Evolution of Superatomic-Charge-density-wave and Superconductivity under Pressure in AuTe$_2$Se$_{4/3}$

TL;DR

This study investigates how pressure influences the superatomic-charge-density-wave and superconductivity in AuTe$_2$Se$_{4/3}$, revealing a competition between these phases and a pressure-induced switch in conduction properties.

Contribution

It provides the first detailed analysis of pressure effects on superatomic crystals, showing a unique pressure sensitivity of S-CDW and the emergence of a second superconducting phase.

Findings

Pressure suppresses S-CDW at low GPa levels.

Superconducting transition temperature first increases then decreases with pressure.

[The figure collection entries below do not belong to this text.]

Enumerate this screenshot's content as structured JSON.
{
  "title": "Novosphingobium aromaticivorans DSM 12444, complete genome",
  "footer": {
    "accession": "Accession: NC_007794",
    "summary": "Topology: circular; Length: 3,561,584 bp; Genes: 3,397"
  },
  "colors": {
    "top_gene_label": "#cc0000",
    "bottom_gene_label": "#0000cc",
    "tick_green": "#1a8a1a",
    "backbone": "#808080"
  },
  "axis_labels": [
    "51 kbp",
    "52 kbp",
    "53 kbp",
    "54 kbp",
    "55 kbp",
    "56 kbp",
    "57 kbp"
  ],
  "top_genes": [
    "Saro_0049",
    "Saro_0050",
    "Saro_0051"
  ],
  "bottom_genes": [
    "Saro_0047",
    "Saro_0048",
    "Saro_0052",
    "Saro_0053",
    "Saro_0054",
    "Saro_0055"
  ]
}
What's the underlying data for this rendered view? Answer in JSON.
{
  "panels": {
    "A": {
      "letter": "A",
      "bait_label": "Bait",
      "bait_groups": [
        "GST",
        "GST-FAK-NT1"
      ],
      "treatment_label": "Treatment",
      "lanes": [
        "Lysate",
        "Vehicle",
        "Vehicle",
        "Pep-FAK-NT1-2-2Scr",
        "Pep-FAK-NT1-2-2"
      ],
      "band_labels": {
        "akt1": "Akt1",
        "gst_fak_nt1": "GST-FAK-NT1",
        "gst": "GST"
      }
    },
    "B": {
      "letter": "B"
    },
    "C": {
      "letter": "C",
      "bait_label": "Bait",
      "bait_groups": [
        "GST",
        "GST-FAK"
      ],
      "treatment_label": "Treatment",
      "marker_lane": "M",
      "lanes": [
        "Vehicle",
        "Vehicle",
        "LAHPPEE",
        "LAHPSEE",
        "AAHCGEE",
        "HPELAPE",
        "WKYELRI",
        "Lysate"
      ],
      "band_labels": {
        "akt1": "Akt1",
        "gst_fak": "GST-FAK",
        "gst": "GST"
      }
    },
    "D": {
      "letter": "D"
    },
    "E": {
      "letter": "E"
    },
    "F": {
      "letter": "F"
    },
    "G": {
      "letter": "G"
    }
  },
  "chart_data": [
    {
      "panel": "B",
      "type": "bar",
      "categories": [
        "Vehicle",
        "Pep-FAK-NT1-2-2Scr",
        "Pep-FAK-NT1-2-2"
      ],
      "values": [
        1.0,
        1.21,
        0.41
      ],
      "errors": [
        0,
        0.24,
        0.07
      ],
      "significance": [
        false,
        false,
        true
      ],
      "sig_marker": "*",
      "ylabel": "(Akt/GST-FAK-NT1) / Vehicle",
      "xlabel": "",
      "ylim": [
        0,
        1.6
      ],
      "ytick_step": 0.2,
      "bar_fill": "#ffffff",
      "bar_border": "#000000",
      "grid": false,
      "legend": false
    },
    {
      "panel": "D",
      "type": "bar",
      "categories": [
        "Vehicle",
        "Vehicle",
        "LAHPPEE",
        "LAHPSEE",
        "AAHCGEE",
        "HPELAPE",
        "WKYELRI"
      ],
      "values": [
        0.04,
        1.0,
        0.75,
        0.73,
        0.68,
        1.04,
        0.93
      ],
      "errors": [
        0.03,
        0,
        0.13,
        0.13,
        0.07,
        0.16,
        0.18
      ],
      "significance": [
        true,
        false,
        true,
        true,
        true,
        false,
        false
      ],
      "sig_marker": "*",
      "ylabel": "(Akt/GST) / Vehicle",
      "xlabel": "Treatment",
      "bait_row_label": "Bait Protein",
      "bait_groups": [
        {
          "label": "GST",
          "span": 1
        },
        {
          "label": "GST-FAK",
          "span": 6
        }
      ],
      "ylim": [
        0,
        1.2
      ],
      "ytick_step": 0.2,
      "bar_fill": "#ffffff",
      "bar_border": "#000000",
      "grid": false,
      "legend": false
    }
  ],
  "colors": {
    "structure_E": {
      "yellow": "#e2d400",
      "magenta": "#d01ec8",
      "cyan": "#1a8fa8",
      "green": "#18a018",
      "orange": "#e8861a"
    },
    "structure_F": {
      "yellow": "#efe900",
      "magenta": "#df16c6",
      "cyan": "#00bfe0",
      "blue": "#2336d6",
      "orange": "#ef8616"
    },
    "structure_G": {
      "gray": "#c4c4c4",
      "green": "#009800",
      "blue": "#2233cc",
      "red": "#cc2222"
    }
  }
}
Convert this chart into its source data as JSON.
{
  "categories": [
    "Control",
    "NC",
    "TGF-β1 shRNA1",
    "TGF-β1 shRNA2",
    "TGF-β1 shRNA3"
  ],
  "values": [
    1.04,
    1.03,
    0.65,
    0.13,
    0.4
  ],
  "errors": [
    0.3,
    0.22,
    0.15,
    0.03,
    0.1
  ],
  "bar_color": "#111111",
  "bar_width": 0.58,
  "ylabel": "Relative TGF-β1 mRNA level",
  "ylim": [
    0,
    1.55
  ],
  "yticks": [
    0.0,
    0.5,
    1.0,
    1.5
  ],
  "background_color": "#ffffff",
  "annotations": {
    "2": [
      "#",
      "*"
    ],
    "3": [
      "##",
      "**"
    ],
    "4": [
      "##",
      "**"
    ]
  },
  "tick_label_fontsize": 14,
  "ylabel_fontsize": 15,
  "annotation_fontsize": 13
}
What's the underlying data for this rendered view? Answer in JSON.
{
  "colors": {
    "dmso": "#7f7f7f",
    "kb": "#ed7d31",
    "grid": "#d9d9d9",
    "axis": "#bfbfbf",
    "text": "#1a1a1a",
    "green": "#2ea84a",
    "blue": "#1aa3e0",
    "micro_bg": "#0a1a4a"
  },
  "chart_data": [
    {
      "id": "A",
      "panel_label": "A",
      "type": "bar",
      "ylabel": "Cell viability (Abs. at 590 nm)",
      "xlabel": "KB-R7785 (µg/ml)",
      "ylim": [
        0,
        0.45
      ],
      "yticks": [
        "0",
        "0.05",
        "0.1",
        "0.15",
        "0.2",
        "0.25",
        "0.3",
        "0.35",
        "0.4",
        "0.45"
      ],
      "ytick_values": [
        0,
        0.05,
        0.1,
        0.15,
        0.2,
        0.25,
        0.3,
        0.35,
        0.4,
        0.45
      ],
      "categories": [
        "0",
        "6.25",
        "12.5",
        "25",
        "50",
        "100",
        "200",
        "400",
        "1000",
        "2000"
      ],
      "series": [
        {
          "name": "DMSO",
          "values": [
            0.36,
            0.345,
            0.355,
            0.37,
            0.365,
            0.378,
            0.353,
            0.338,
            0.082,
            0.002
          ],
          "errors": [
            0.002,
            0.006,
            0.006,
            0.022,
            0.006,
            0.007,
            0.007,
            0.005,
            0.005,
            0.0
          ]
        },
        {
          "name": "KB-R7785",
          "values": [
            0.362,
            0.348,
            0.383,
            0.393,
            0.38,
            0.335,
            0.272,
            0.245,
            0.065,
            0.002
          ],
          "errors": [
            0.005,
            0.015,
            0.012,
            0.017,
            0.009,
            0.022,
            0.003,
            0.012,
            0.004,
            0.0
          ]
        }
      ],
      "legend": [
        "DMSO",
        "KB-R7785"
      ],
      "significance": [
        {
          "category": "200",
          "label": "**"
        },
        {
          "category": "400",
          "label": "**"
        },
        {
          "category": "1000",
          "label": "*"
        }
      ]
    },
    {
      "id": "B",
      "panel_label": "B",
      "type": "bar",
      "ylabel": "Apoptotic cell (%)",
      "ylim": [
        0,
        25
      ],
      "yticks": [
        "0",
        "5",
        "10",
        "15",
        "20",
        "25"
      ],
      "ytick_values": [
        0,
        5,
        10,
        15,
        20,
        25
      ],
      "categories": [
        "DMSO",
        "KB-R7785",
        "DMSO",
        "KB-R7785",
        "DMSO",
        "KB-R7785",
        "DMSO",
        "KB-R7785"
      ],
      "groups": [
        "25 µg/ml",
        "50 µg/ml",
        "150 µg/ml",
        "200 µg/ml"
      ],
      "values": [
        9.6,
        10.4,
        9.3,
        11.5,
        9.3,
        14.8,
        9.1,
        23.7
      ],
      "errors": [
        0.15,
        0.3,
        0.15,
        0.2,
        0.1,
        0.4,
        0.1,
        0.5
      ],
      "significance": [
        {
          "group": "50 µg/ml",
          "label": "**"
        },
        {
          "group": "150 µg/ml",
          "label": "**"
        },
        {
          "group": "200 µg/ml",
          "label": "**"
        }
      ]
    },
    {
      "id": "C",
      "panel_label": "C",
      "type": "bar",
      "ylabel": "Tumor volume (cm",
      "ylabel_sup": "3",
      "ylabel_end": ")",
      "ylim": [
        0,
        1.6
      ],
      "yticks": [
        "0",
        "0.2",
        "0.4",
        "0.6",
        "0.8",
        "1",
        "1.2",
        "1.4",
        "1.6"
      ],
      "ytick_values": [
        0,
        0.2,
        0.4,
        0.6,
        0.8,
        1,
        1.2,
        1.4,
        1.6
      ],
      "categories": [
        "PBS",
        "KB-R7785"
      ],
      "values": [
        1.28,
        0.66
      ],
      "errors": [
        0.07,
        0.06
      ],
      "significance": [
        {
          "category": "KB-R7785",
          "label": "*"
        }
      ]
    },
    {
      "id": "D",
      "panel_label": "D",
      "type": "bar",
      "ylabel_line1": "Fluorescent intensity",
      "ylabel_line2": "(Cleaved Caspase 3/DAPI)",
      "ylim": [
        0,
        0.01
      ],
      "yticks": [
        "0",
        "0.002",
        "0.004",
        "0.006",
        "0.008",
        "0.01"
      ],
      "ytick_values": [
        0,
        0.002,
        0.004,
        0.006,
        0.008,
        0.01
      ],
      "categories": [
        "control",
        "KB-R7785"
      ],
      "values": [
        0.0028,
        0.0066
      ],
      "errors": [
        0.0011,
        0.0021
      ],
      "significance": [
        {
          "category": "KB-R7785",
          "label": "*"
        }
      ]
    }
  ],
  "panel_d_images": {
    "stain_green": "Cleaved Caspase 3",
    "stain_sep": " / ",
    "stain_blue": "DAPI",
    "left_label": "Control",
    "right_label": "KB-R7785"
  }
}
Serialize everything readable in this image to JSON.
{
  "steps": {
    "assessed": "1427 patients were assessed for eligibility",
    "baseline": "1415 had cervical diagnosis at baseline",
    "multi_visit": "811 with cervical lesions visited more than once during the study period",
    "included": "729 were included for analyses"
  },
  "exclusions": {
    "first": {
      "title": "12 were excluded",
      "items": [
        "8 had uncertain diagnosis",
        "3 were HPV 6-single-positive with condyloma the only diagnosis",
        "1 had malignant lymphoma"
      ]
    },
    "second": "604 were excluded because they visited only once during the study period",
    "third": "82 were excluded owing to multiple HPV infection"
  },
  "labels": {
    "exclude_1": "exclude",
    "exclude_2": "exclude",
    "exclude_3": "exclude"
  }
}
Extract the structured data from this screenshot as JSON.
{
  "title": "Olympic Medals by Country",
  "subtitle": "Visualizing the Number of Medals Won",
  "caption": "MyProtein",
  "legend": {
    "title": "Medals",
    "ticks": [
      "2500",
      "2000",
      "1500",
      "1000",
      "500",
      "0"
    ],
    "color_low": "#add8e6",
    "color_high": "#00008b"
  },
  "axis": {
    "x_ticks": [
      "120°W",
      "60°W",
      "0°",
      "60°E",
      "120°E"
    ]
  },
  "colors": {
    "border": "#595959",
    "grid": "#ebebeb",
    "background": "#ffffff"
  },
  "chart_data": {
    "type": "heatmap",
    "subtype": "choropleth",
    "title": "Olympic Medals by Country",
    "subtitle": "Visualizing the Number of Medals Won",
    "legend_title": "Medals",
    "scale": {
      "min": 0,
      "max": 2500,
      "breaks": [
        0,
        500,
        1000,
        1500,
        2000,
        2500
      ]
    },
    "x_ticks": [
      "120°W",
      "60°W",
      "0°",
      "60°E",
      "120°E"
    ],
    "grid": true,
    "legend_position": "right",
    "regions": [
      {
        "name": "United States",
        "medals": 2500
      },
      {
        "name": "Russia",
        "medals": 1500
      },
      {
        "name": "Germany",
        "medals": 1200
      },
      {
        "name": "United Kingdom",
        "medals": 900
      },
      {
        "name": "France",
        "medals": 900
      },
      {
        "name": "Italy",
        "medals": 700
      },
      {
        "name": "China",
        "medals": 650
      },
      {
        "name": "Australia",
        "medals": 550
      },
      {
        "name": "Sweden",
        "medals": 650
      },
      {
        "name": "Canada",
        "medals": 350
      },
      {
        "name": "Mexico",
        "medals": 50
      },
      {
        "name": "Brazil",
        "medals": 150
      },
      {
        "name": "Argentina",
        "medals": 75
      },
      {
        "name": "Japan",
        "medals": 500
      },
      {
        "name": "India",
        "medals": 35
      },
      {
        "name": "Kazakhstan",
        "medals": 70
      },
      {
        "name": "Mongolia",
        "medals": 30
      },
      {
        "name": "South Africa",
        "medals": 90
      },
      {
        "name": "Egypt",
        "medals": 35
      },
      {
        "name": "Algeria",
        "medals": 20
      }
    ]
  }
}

A second superconducting phase appears above 7.3 GPa.

Abstract

Superatomic crystal is a class of hierarchical materials composed of atomically precise clusters assembled via van der Waals or covalent-like interactions. AuTe$_2$Se$_{4/3}$, an all-inorganic superatomic superconductor exhibiting superatomic-charge-density-wave (S-CDW), provides a first platform to study the response of their collectively quantum phenomenon to the external pressure in superatomic crystals. We reveal a competition between S-CDW and superconductivity using cutting-edge measurements on thin flakes at low pressures. Prominently, the pressure modulation of S-CDW ordering is 1$\sim$2 order of magnitudes (0.1 GPa) lower than that of conventional atomic superconductors. As pressure increases to 2.5 GPa, the $T_{\mathrm{CDW}}$ is suppressed and the superconducting transition temperature ($T_{\mathrm{c}}$) is firstly enhanced, and reaches the maximum then quenches with increasing pressure. Above 7.3 GPa, a second superconducting phase emerges, and then a three-fold enhancement in the transition temperature ($T_{\mathrm{c}}$) happens. Analyses of the crystal structure and theoretical calculations suggest a pressure-mediated switch of the conduction channel from the $a$- to the $b$-axis occur, followed by a dimensional crossover of conductivity and the Fermi surface from 2D to 3D.